Le réseau des parcs nationaux et fédéraux ne compte que pour 0,5 % du territoire québécois. Les status d’aires protégées les plus répandus sont ceux de réserve de biodiversité et de réserve aquatique (environ 3% du territoire québécois), deux nouveaux types d'aires protégées créés en 2002 dans le cadre de la Loi sur la conservation du patrimoine naturel (LCPN). Ces statuts plus flexibles sont conçus pour recevoir une plus grande acceptabilité de la part des communautés locales et sont applicables à de grands territoires.

Réserves fauniques

Les réserves fauniques (La Vérendrye, des Laurentides, Mastigouche, etc.) ne sont pas des aires protégées car elles permettent la coupe forestière industrielle et l’exploitation minière et hydroélectrique. Les Zones d’exploitation contrôlée (ZEC), les pourvoiries et les clubs privés ne sont pas des aires protégées car elles n’ont aucun statut légal et les activités industrielles peuvent être effectuées sur ces territoires.

Un maigre 8 %

À ce jour, seulement 8,12 % du territoire québécois est protégé contre toute activité d’exploitation industrielle des ressources voir carte. Toutes les aires protégées du Québec sont repertoriées dans le registre officiel sur les aires protégées du Québec.

Le gouvernement du Québec divise le territoire en 13 provinces naturelles. Cette division vise à sectoriser les différents grands écosystèmes du Québec, et permet de s’assurer que le réseau d’aires protégées représente l’ensemble des écosystèmes et de la biodiversité. À ce jour, certaines provinces naturelles demeurent très peu protégées, notamment les basses-terres du Saint-Laurent (province B) et l'estuaire du Golfe du Saint-Laurent (province G, en excluant l'île d'Anticosti).

Quel est l’objectif de protection fixé par le gouvernement?

Suite au Sommet de la Terre de Rio en 1992, Jean Charest, alors ministre fédéral de l’Environnement, fixait comme objectif la protection de 12 % du territoire de chaque province canadienne au sein d’un réseau d’aires protégées.

En 2000, moins de 1 % de la superficie du Québec était protégée.

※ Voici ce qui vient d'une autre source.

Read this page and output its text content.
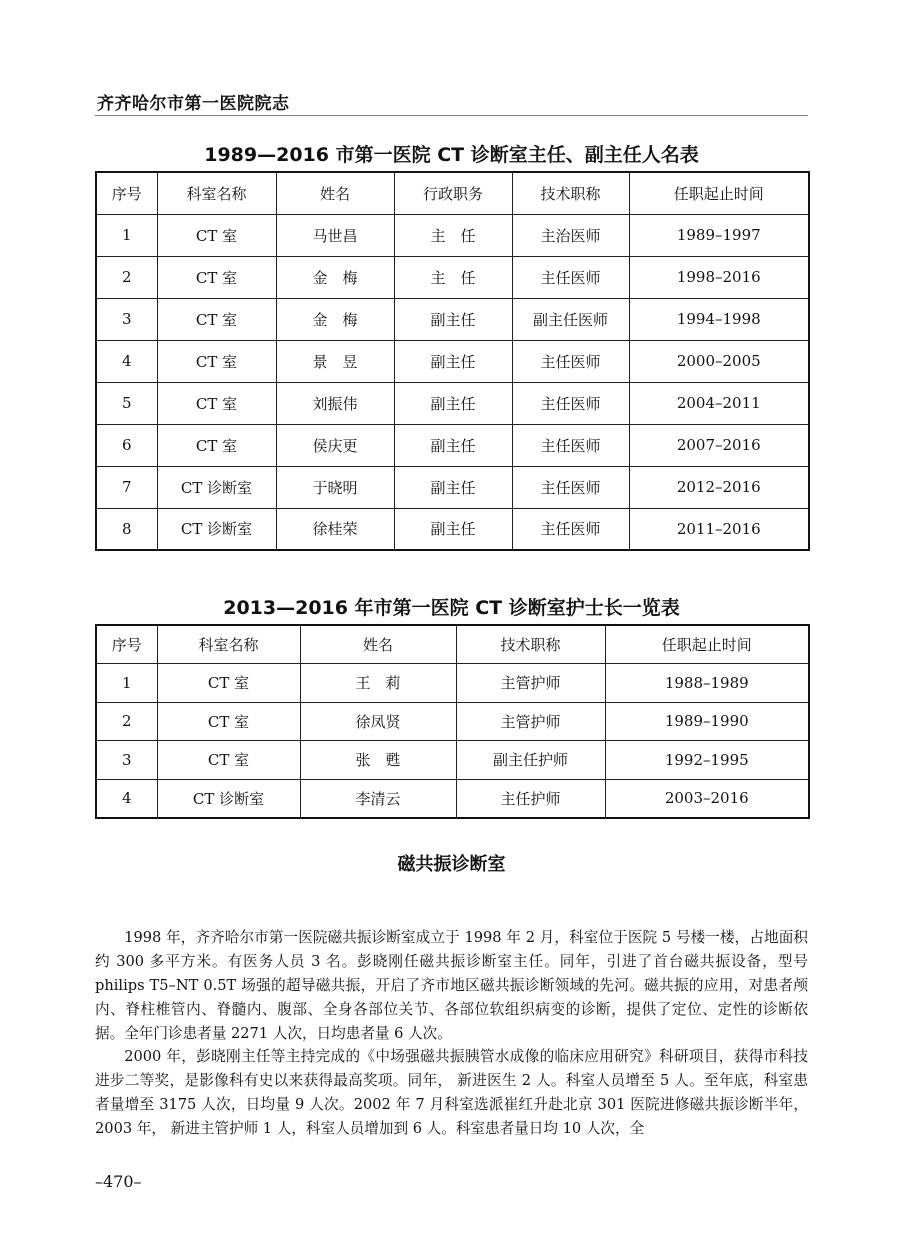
齐齐哈尔市第一医院院志
1989—2016 市第一医院 CT 诊断室主任、副主任人名表
序号	科室名称	姓名	行政职务	技术职称	任职起止时间
1	CT 室	马世昌	主　任	主治医师	1989–1997
2	CT 室	金　梅	主　任	主任医师	1998–2016
3	CT 室	金　梅	副主任	副主任医师	1994–1998
4	CT 室	景　昱	副主任	主任医师	2000–2005
5	CT 室	刘振伟	副主任	主任医师	2004–2011
6	CT 室	侯庆更	副主任	主任医师	2007–2016
7	CT 诊断室	于晓明	副主任	主任医师	2012–2016
8	CT 诊断室	徐桂荣	副主任	主任医师	2011–2016
2013—2016 年市第一医院 CT 诊断室护士长一览表
序号	科室名称	姓名	技术职称	任职起止时间
1	CT 室	王　莉	主管护师	1988–1989
2	CT 室	徐凤贤	主管护师	1989–1990
3	CT 室	张　甦	副主任护师	1992–1995
4	CT 诊断室	李清云	主任护师	2003–2016
磁共振诊断室

1998 年，齐齐哈尔市第一医院磁共振诊断室成立于 1998 年 2 月，科室位于医院 5 号楼一楼，占地面积约 300 多平方米。有医务人员 3 名。彭晓刚任磁共振诊断室主任。同年，引进了首台磁共振设备，型号 philips T5–NT 0.5T 场强的超导磁共振，开启了齐市地区磁共振诊断领域的先河。磁共振的应用，对患者颅内、脊柱椎管内、脊髓内、腹部、全身各部位关节、各部位软组织病变的诊断，提供了定位、定性的诊断依据。全年门诊患者量 2271 人次，日均患者量 6 人次。

2000 年，彭晓刚主任等主持完成的《中场强磁共振胰管水成像的临床应用研究》科研项目，获得市科技进步二等奖，是影像科有史以来获得最高奖项。同年， 新进医生 2 人。科室人员增至 5 人。至年底，科室患者量增至 3175 人次，日均量 9 人次。2002 年 7 月科室选派崔红升赴北京 301 医院进修磁共振诊断半年，2003 年， 新进主管护师 1 人，科室人员增加到 6 人。科室患者量日均 10 人次，全

–470–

Afin de combler cet important retard, le Québec s’est engagé, avec la Stratégie québécoise sur les aires protégées (SQAP), à protéger en 2005 un total de 8 % de son territoire, de façon à représenter la biodiversité de l’ensemble de la province. Une première marche est donc atteinte... après trois ans d'attente!

Une vision beaucoup plus ambitieuse que 8% sera nécessaire pour assurer la protection de la biodiversité et des écosystèmes.

D'ailleurs, la SNAP a déjà identifié plusieurs sites prioritaires qui contribueront à améliorer la qualité du réseau québécois d'aires protégées, bien au-delà du 8%. Notre mission : protéger au moins 50 % de notre territoire, qu'il soit marin, d'eau douce ou terrestre. Voilà ce qui ferait de nous de véritables leaders en matière de conservation de la nature!